Una posizione coerente con la sua visione libertaria, ma che apre interrogativi enormi: legali, etici e persino patrimoniali, considerando che la fortuna di Durov è stimata in circa 17 miliardi di dollari.
Cliniche, selezione e clienti facoltosi
Secondo il Wall Street Journal, nel corso del 2024 decine di donne avrebbero già risposto all’offerta attraverso una clinica di Mosca dove è conservato il materiale genetico di Durov.
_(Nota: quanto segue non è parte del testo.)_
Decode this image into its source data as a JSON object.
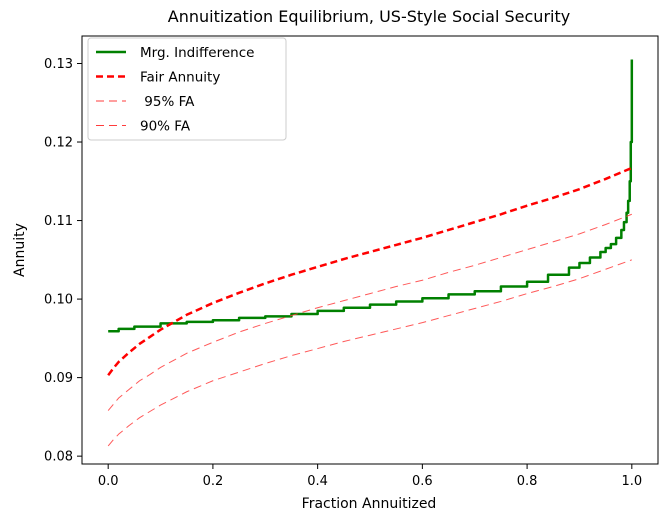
{
  "chart_data": {
    "type": "line",
    "title": "Annuitization Equilibrium, US-Style Social Security",
    "xlabel": "Fraction Annuitized",
    "ylabel": "Annuity",
    "xlim": [
      -0.05,
      1.05
    ],
    "ylim": [
      0.079,
      0.1335
    ],
    "xticks": [
      0.0,
      0.2,
      0.4,
      0.6,
      0.8,
      1.0
    ],
    "xtick_labels": [
      "0.0",
      "0.2",
      "0.4",
      "0.6",
      "0.8",
      "1.0"
    ],
    "yticks": [
      0.08,
      0.09,
      0.1,
      0.11,
      0.12,
      0.13
    ],
    "ytick_labels": [
      "0.08",
      "0.09",
      "0.10",
      "0.11",
      "0.12",
      "0.13"
    ],
    "grid": false,
    "legend_position": "top-left",
    "series": [
      {
        "name": "Mrg. Indifference",
        "style": "solid",
        "color": "#008000",
        "width": 2.5,
        "x": [
          0.0,
          0.02,
          0.05,
          0.1,
          0.15,
          0.2,
          0.25,
          0.3,
          0.35,
          0.4,
          0.45,
          0.5,
          0.55,
          0.6,
          0.65,
          0.7,
          0.75,
          0.8,
          0.84,
          0.88,
          0.9,
          0.92,
          0.94,
          0.95,
          0.96,
          0.97,
          0.98,
          0.985,
          0.99,
          0.993,
          0.996,
          0.998,
          1.0
        ],
        "y": [
          0.0959,
          0.0962,
          0.0965,
          0.0969,
          0.0971,
          0.0973,
          0.0976,
          0.0978,
          0.0981,
          0.0985,
          0.0989,
          0.0993,
          0.0997,
          0.1001,
          0.1006,
          0.101,
          0.1016,
          0.1022,
          0.1031,
          0.104,
          0.1046,
          0.1053,
          0.106,
          0.1065,
          0.107,
          0.1078,
          0.1088,
          0.1098,
          0.111,
          0.1125,
          0.115,
          0.12,
          0.1305
        ]
      },
      {
        "name": "Fair Annuity",
        "style": "dashed",
        "color": "#ff0000",
        "width": 2.5,
        "x": [
          0.0,
          0.01,
          0.02,
          0.04,
          0.06,
          0.08,
          0.1,
          0.15,
          0.2,
          0.25,
          0.3,
          0.35,
          0.4,
          0.45,
          0.5,
          0.55,
          0.6,
          0.65,
          0.7,
          0.75,
          0.8,
          0.85,
          0.9,
          0.95,
          1.0
        ],
        "y": [
          0.0903,
          0.0912,
          0.092,
          0.0932,
          0.0943,
          0.0952,
          0.0961,
          0.098,
          0.0995,
          0.1008,
          0.102,
          0.1031,
          0.1041,
          0.1051,
          0.106,
          0.1069,
          0.1078,
          0.1088,
          0.1098,
          0.1108,
          0.1119,
          0.1129,
          0.114,
          0.1153,
          0.1167
        ]
      },
      {
        "name": " 95% FA",
        "style": "dashed",
        "color": "#ff3c3c",
        "width": 1,
        "x": [
          0.0,
          0.01,
          0.02,
          0.04,
          0.06,
          0.08,
          0.1,
          0.15,
          0.2,
          0.25,
          0.3,
          0.35,
          0.4,
          0.45,
          0.5,
          0.55,
          0.6,
          0.65,
          0.7,
          0.75,
          0.8,
          0.85,
          0.9,
          0.95,
          1.0
        ],
        "y": [
          0.0858,
          0.0866,
          0.0874,
          0.0885,
          0.0896,
          0.0904,
          0.0913,
          0.0931,
          0.0945,
          0.0958,
          0.0969,
          0.0979,
          0.0989,
          0.0998,
          0.1007,
          0.1016,
          0.1024,
          0.1034,
          0.1043,
          0.1053,
          0.1063,
          0.1073,
          0.1083,
          0.1095,
          0.1108
        ]
      },
      {
        "name": "90% FA",
        "style": "dashed",
        "color": "#ff3c3c",
        "width": 1,
        "x": [
          0.0,
          0.01,
          0.02,
          0.04,
          0.06,
          0.08,
          0.1,
          0.15,
          0.2,
          0.25,
          0.3,
          0.35,
          0.4,
          0.45,
          0.5,
          0.55,
          0.6,
          0.65,
          0.7,
          0.75,
          0.8,
          0.85,
          0.9,
          0.95,
          1.0
        ],
        "y": [
          0.0813,
          0.0821,
          0.0828,
          0.0839,
          0.0849,
          0.0857,
          0.0865,
          0.0882,
          0.0896,
          0.0907,
          0.0918,
          0.0928,
          0.0937,
          0.0946,
          0.0954,
          0.0962,
          0.097,
          0.0979,
          0.0988,
          0.0997,
          0.1007,
          0.1016,
          0.1026,
          0.1038,
          0.105
        ]
      }
    ]
  }
}
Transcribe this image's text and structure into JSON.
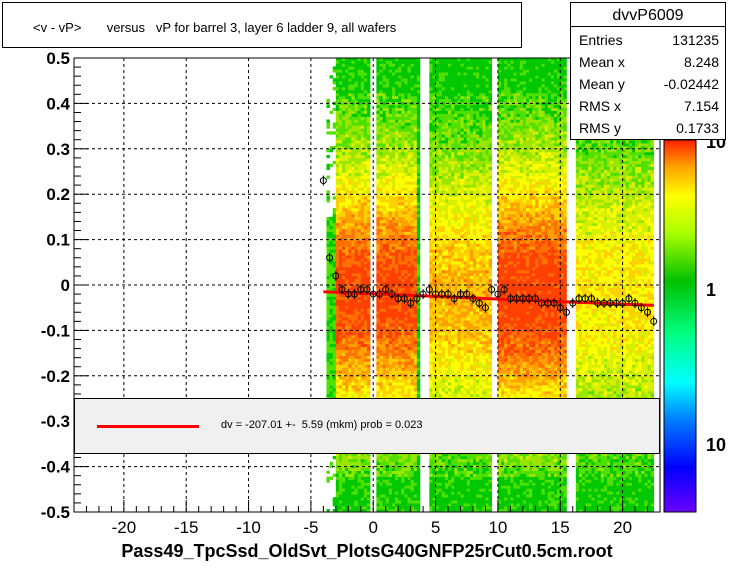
{
  "title": "<v - vP>       versus   vP for barrel 3, layer 6 ladder 9, all wafers",
  "stats": {
    "name": "dvvP6009",
    "rows": [
      {
        "key": "Entries",
        "value": "131235"
      },
      {
        "key": "Mean x",
        "value": "8.248"
      },
      {
        "key": "Mean y",
        "value": "-0.02442"
      },
      {
        "key": "RMS x",
        "value": "7.154"
      },
      {
        "key": "RMS y",
        "value": "0.1733"
      }
    ]
  },
  "fit": {
    "label": "dv = -207.01 +-  5.59 (mkm) prob = 0.023",
    "line_color": "#ff0000"
  },
  "xlabel": "Pass49_TpcSsd_OldSvt_PlotsG40GNFP25rCut0.5cm.root",
  "chart_data": {
    "type": "heatmap",
    "xlim": [
      -24,
      23
    ],
    "ylim": [
      -0.5,
      0.5
    ],
    "x_ticks": [
      "-20",
      "-15",
      "-10",
      "-5",
      "0",
      "5",
      "10",
      "15",
      "20"
    ],
    "y_ticks": [
      "0.5",
      "0.4",
      "0.3",
      "0.2",
      "0.1",
      "0",
      "-0.1",
      "-0.2",
      "-0.3",
      "-0.4",
      "-0.5"
    ],
    "z_ticks": [
      "10",
      "1",
      "10"
    ],
    "grid": true,
    "colors": {
      "profile": "#000000",
      "fit": "#ff0000",
      "frame": "#000000"
    },
    "profile_points": [
      {
        "x": -4.0,
        "y": 0.23
      },
      {
        "x": -3.5,
        "y": 0.06
      },
      {
        "x": -3.0,
        "y": 0.02
      },
      {
        "x": -2.5,
        "y": -0.01
      },
      {
        "x": -2.0,
        "y": -0.02
      },
      {
        "x": -1.5,
        "y": -0.02
      },
      {
        "x": -1.0,
        "y": -0.01
      },
      {
        "x": -0.5,
        "y": -0.01
      },
      {
        "x": 0.0,
        "y": -0.02
      },
      {
        "x": 0.5,
        "y": -0.02
      },
      {
        "x": 1.0,
        "y": -0.01
      },
      {
        "x": 1.5,
        "y": -0.02
      },
      {
        "x": 2.0,
        "y": -0.03
      },
      {
        "x": 2.5,
        "y": -0.03
      },
      {
        "x": 3.0,
        "y": -0.04
      },
      {
        "x": 3.5,
        "y": -0.03
      },
      {
        "x": 4.0,
        "y": -0.02
      },
      {
        "x": 4.5,
        "y": -0.01
      },
      {
        "x": 5.0,
        "y": -0.02
      },
      {
        "x": 5.5,
        "y": -0.02
      },
      {
        "x": 6.0,
        "y": -0.02
      },
      {
        "x": 6.5,
        "y": -0.03
      },
      {
        "x": 7.0,
        "y": -0.02
      },
      {
        "x": 7.5,
        "y": -0.02
      },
      {
        "x": 8.0,
        "y": -0.03
      },
      {
        "x": 8.5,
        "y": -0.04
      },
      {
        "x": 9.0,
        "y": -0.05
      },
      {
        "x": 9.5,
        "y": -0.01
      },
      {
        "x": 10.0,
        "y": -0.02
      },
      {
        "x": 10.5,
        "y": -0.01
      },
      {
        "x": 11.0,
        "y": -0.03
      },
      {
        "x": 11.5,
        "y": -0.03
      },
      {
        "x": 12.0,
        "y": -0.03
      },
      {
        "x": 12.5,
        "y": -0.03
      },
      {
        "x": 13.0,
        "y": -0.03
      },
      {
        "x": 13.5,
        "y": -0.04
      },
      {
        "x": 14.0,
        "y": -0.04
      },
      {
        "x": 14.5,
        "y": -0.04
      },
      {
        "x": 15.0,
        "y": -0.05
      },
      {
        "x": 15.5,
        "y": -0.06
      },
      {
        "x": 16.0,
        "y": -0.04
      },
      {
        "x": 16.5,
        "y": -0.03
      },
      {
        "x": 17.0,
        "y": -0.03
      },
      {
        "x": 17.5,
        "y": -0.03
      },
      {
        "x": 18.0,
        "y": -0.04
      },
      {
        "x": 18.5,
        "y": -0.04
      },
      {
        "x": 19.0,
        "y": -0.04
      },
      {
        "x": 19.5,
        "y": -0.04
      },
      {
        "x": 20.0,
        "y": -0.04
      },
      {
        "x": 20.5,
        "y": -0.03
      },
      {
        "x": 21.0,
        "y": -0.04
      },
      {
        "x": 21.5,
        "y": -0.05
      },
      {
        "x": 22.0,
        "y": -0.06
      },
      {
        "x": 22.5,
        "y": -0.08
      }
    ],
    "fit_line": {
      "x": [
        -4.0,
        22.5
      ],
      "y": [
        -0.015,
        -0.045
      ]
    },
    "fit_label": "dv = -207.01 +-  5.59 (mkm) prob = 0.023"
  }
}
Anche se oggi non dona più direttamente, i campioni restano disponibili.
L’accesso però è fortemente regolamentato. Possono partecipare solo donne non sposate sotto i 37 anni, gli embrioni vengono sottoposti a screening genetico e il programma è rivolto soprattutto a clienti facoltosi russi e stranieri. Più che un servizio di massa, un’élite riproduttiva con standard rigidissimi.
Visione filantropica o eugenetica moderna?
La linea di confine è sottile e il dibattito inevitabile. C’è chi vede nell’iniziativa di Durov una forma di filantropia radicale, chi invece intravede i contorni di una nuova eugenetica soft, mascherata da libertà di scelta e supportata da risorse economiche illimitate.
In perfetto stile Durov, la mossa rompe tabù, polarizza l’opinione pubblica e mette in crisi categorie tradizionali come famiglia, paternità e responsabilità. Non è solo una notizia di costume, ma un segnale dei tempi, in cui tecnologia, biologia e potere economico si intrecciano sempre più strettamente.